SA resource shares were the best performing sector on the JSE in 2022 but have since struggled, down about 17% year to date. Contrast this with financial and industrial shares, which are up close to 13% this year.
Metal prices have been under pressure, with platinum group metals (PGMs) hit especially hard, falling 40% this year. After initial concerns that the Russia-Ukraine war would lead to drastic disruptions in the supply of key metals such as palladium, the focus has shifted to worries about demand.
A sputtering Chinese industrial engine, which consumes more than three-quarters of most metals exported around the world, has failed to ignite demand despite the reopening of the economy.
Construction activity, linked to the property sector, has slowed dramatically, which in turn has reduced demand for metals like steel. To understand this dynamic one has to sketch out the role that property ownership has played in Chinese households ever since the country allowed private ownership of housing.
Not only does it provide the psychological benefits of owning one’s home, but the start of the Chinese housing boom has been a driver of wealth, which for many is their nest egg for retirement. For younger Chinese citizens it became a status symbol. Property also serves as collateral, which allowed them to obtain permits to travel out of the country.
Savings-rich households scrambled to buy properties off plan, providing cheap funding to property developers. Even local governments benefited by selling huge tracts of land to developers.
However, the imminent failure of property developer Evergrande and the woes of Country Garden, a property giant with four times more housing projects than Evergrande, has shaken faith in this asset class.
Chinese households have accumulated savings during the years of stringent lockdowns, but with consumer confidence at record lows and property prices heading south, they have chosen to pay down their home loans, which total over $5-trillion, and refrain from splurging.
It may come as a surprise to some that at close to 300% the Chinese debt-to-GDP ratio is higher than in most developed economies. While central government debt remains well contained, it is the financial health of corporates and households that is cause for concern.

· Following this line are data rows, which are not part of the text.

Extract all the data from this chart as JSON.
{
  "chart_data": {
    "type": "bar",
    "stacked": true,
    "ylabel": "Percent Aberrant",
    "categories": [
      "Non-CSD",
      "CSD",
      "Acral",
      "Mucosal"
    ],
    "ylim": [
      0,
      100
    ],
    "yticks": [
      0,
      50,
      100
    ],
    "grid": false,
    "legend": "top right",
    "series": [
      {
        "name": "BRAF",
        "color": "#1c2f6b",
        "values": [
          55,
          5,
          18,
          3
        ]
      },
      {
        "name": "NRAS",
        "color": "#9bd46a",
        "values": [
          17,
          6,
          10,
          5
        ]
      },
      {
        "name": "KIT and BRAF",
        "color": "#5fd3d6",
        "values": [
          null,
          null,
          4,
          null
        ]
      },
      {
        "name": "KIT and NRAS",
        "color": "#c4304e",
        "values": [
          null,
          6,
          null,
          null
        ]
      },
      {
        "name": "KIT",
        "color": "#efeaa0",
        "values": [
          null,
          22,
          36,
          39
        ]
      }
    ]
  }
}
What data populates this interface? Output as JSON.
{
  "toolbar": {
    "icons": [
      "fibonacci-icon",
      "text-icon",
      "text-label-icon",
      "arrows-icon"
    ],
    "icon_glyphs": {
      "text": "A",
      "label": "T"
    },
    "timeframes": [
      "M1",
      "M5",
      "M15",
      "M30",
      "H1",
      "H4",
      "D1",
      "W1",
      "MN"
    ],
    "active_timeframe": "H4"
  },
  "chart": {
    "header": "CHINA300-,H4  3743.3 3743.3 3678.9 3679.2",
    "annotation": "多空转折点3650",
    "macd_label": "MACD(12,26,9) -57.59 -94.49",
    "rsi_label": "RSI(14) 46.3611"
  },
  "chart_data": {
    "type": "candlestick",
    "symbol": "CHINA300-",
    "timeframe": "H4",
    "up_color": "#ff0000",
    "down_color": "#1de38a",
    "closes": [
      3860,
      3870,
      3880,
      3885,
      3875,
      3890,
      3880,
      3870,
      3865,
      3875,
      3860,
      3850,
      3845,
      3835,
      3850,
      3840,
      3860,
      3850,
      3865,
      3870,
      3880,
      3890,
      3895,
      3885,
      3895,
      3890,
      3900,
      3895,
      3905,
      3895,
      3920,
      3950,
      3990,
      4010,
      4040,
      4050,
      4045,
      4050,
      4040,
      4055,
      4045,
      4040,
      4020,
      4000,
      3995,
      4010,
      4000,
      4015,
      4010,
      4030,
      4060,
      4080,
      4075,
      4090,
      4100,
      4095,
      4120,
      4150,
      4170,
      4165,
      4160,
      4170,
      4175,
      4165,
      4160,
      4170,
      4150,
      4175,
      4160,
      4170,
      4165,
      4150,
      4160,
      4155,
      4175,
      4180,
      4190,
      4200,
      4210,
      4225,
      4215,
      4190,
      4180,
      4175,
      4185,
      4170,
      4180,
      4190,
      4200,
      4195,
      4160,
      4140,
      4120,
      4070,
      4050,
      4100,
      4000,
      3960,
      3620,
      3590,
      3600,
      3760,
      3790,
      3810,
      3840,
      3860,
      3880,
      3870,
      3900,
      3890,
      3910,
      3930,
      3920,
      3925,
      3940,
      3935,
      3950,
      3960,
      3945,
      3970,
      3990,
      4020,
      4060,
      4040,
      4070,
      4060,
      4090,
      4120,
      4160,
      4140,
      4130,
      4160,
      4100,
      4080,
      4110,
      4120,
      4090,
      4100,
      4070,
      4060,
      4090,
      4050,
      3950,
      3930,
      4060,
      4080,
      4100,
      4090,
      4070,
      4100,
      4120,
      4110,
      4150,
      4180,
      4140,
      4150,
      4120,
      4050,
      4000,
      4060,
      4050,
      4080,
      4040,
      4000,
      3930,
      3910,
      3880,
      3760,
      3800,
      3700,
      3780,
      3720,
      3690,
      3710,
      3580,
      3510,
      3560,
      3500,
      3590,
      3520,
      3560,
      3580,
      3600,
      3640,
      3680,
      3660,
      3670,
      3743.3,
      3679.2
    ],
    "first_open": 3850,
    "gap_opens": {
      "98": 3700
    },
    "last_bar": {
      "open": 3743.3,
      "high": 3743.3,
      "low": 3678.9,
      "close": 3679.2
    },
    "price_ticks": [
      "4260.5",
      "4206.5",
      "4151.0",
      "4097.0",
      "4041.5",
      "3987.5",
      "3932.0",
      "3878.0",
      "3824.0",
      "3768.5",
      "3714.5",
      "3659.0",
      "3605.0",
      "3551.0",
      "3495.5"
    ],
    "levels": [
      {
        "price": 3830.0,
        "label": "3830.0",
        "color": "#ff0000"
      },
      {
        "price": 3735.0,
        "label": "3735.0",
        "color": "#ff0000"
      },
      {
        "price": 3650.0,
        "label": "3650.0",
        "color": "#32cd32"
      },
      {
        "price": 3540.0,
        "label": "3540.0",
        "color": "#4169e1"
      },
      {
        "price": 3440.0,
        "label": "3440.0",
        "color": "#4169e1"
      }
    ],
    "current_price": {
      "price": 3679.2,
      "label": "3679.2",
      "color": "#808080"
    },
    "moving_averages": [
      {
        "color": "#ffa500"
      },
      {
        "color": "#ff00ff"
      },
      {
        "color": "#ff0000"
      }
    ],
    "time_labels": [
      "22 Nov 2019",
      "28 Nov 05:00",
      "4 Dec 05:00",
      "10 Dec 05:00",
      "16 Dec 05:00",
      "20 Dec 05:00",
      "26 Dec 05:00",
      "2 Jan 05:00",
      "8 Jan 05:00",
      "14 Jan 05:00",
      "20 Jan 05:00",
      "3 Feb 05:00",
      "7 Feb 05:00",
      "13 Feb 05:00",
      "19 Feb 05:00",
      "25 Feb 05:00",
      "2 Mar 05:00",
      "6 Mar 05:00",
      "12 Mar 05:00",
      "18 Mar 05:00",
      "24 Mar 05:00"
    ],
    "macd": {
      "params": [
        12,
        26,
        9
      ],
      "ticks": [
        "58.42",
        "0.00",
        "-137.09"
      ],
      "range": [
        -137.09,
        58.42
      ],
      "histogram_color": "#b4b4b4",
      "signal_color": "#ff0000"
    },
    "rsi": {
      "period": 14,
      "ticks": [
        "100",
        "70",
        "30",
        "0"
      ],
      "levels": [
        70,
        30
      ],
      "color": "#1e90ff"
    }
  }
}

If one lurking hole in household balance sheets wasn’t enough, there is another issue that has been rearing its ugly head of late. The much-maligned shadow banking sector has also shown signs of cracks. Shadow banks include trusts amounting to about $3-trillion, which sell investment products and lend to companies, and don’t have access to capital markets. The worsening property market has put pressure on the investments of these companies and led to some missing interest payments.
The Chinese government has made it its stated aim to shake the country’s label as the world’s smokestack, by moving up the value chain in manufacturing and focusing on the services industry. China is now the premier manufacturer of electric vehicles, with about 50% of global market share.
However, even the services sector has hit a speed wobble. This has hampered its ability to absorb highly educated graduates and pushed youth unemployment to 20%. To avoid any further embarrassment, the government has decided to discontinue publishing that statistic.
In addition, the US has put in place a series of incentives to lure manufacturing back to its shores, further diverting investment from China.
So weak has the Chinese economy been that even inflation has disappeared. While the major global central banks have been hiking rates to fight runaway inflation, China is experiencing a deflationary spiral. Producer price inflation has been negative, dragging retail price inflation down to zero.
The Chinese central bank is now trying to stimulate the economy by cutting interest rates, but its tentative cuts have done little to inspire wary consumers. Fortunately, the drip feed of measures to revive the economy seems to be accelerating. A reduction in deposit rates should see lower mortgage rates trickle through.
There are also a slew of new measures, such as a cut in stamp duty to lure buyers back to the stock market, and tax breaks on new vehicles. We now wait with bated breath for the Chinese authorities to unleash a proverbial bazooka by investing directly in key sectors to stimulate the moribund economy.
As the proverb says, it is always darkest before dawn!
• Rassou is chief investment officer at Ashburton Investments.